Data pubblicazione: 12-11-2020
 

Negli anni passati, la Federazione è stata accusata di non supportare adeguatamente il movimento professionistico tanto da sminuire il ruolo di “vetrina della nobile arte” che per decenni ha solleticato l'immaginario dei tanti appassionati ed affascinato intere generazioni.             Dopo circa vent'anni e la cocente delusione della Lega Pro Boxe, la Federazione è tornata ad investire seriamente nel Settore Pro attraverso una attenta strategia - sviluppata nell’intero quadriennio 2017/2020 - che ha gettato le fondamenta per il definitivo salto di qualità che non tarderà a venire, ne sono convinto, nel prossimo quadriennio.
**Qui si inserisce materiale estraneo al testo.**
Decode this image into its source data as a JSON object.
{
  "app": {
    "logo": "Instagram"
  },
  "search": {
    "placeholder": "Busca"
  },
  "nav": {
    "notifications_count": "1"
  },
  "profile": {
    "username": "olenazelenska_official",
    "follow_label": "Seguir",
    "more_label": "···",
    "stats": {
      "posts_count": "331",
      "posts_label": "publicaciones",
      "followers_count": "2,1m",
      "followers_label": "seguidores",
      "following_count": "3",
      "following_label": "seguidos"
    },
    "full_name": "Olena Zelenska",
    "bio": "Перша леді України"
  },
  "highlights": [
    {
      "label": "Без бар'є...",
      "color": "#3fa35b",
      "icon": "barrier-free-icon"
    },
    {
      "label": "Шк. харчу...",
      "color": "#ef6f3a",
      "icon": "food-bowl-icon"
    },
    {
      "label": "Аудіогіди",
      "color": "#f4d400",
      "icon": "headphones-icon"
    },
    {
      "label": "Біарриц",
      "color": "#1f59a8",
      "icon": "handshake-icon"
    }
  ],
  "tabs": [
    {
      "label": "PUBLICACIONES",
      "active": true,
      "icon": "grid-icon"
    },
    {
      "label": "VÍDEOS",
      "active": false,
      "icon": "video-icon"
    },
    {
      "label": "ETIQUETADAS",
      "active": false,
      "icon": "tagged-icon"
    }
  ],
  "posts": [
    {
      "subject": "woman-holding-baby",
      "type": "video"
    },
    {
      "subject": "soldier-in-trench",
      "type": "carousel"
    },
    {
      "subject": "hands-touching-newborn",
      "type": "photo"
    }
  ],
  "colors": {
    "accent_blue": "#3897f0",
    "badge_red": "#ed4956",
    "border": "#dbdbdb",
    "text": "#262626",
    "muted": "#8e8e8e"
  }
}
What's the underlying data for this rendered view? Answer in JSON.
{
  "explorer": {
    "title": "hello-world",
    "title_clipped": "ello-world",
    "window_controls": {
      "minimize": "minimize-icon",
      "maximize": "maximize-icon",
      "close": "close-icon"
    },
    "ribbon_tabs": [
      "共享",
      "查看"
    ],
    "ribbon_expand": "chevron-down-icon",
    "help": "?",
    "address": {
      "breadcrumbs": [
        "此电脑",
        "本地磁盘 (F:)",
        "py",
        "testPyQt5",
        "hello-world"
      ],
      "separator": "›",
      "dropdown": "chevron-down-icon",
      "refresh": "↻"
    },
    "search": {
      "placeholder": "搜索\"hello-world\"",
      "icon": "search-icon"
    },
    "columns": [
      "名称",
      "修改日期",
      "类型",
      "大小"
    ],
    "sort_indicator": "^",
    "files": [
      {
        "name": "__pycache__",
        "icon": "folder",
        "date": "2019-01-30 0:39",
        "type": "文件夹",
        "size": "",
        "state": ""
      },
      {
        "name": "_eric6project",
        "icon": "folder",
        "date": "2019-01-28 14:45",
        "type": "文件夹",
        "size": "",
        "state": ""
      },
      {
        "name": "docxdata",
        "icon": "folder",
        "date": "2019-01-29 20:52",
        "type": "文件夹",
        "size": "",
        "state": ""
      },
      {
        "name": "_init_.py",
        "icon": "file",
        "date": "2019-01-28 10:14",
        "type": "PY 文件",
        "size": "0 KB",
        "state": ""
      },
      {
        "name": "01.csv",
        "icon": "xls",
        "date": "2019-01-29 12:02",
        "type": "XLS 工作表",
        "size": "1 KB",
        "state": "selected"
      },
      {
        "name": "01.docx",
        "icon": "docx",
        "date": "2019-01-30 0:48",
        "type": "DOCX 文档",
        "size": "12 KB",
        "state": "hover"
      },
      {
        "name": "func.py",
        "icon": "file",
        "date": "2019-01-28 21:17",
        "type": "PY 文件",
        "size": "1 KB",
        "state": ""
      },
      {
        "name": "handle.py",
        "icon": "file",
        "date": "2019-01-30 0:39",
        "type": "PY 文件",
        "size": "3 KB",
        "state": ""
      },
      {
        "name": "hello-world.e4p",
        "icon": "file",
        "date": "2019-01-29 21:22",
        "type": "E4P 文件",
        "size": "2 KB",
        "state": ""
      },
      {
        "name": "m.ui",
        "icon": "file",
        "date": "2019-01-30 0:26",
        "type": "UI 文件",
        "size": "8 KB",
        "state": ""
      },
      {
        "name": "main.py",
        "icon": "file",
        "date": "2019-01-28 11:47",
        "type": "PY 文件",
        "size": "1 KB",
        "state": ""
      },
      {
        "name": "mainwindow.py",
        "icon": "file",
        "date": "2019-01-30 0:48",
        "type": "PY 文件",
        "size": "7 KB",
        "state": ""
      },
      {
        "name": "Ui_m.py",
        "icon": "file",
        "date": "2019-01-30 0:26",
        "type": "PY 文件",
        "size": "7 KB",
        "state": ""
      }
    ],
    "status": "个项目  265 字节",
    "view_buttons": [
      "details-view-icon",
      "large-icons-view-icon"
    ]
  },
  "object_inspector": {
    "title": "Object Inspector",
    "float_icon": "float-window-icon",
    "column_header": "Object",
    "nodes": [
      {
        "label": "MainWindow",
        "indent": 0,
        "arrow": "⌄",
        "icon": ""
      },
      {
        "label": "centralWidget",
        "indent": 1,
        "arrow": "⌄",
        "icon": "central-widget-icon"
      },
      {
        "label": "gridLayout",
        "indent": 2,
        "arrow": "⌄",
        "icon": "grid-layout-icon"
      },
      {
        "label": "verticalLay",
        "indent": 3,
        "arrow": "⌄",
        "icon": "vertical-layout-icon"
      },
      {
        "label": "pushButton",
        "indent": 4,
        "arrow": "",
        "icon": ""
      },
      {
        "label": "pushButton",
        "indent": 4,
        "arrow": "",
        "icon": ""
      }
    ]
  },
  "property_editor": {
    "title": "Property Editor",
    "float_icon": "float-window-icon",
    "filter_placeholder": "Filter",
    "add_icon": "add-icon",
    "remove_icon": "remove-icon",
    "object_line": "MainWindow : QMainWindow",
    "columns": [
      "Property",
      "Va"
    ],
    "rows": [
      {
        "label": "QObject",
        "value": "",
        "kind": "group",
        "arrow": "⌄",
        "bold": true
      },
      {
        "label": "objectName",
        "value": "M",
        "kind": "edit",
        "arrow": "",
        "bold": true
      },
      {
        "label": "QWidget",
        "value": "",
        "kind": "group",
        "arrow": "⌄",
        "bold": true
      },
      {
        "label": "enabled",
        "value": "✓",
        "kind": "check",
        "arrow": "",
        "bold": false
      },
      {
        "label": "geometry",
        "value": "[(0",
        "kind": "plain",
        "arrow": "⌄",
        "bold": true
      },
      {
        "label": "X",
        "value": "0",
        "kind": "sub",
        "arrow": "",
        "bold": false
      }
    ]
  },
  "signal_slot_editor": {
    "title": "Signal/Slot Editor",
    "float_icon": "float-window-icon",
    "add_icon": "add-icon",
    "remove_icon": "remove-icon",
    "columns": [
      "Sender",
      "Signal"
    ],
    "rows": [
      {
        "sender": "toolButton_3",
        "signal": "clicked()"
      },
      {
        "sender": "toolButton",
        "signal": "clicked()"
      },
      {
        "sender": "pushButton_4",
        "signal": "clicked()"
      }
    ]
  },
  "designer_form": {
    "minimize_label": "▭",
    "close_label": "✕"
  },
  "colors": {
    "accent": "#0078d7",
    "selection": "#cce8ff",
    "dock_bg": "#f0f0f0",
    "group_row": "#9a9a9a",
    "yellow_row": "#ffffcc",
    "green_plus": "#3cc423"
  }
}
In concreto, il movimento Pro ha goduto di una nuova vitalità e visibilità in virtù di 5 fondamentali interventi:
1)  incisiva riforma dei regolamenti che ha facilitato l'attività, anche sotto l'aspetto organizzativo, ed ha garantito gli impegni economici presi dalle società verso i pugili. In tal senso, giova segnalare, tra le novità introdotte, la fideiussione che le società organizzatrici devono fornire a garanzia degli ingaggi dei pugili;
2) la possibilità di tesseramento del pugile Pro alle ASD che ha facilitato il passaggio degli atleti nel mondo Pro e reso più agevole la gestione della carriera agonistica degli stessi pugili, sotto la conduzione tecnica dei loro insegnanti;
3) l'attuazione di una concreta politica di ricerca del giovane talento Pro avvenuta attraverso il maggiore impulsoalle riunioni miste - la cui organizzazione è stata agevolata da misure di sostegno economico - e dall'istituzione del “Trofeo delle cinture”;
4)  il prepotente rientro degli eventi Pro nelle maggiori emittenti televisive (Dazn, Raisport, Eurosport) ed il lancio definitivo dello streaming FPI che ha permesso di veicolare gli incontri ai tantissimi appassionati, senza oneri a carico delle società organizzatrici, anche su piattaforme web di testate nazionali. Ciò anche grazie alla fondamentale consulenza della società ArtMediaSport;
5) lauti stanziamenti sotto forma di contributi e di abolizione di tutte le tasse connesse ai servizi federali prestati per i maggiori eventi pugilistici Pro.
Su quest'ultimo punto mi preme evidenziare che dopo un ventennio asfittico, Il Presidente Lai e la sua squadra di governo hanno immesso nel circuito Pro oltre 700.000,00 Euro - di cui circa 220.000,00 nell'anno in corso – dando nuova linfa ad un movimento che rimane un perno strategicamente rilevante per il rilancio globale della nobile arte italiana.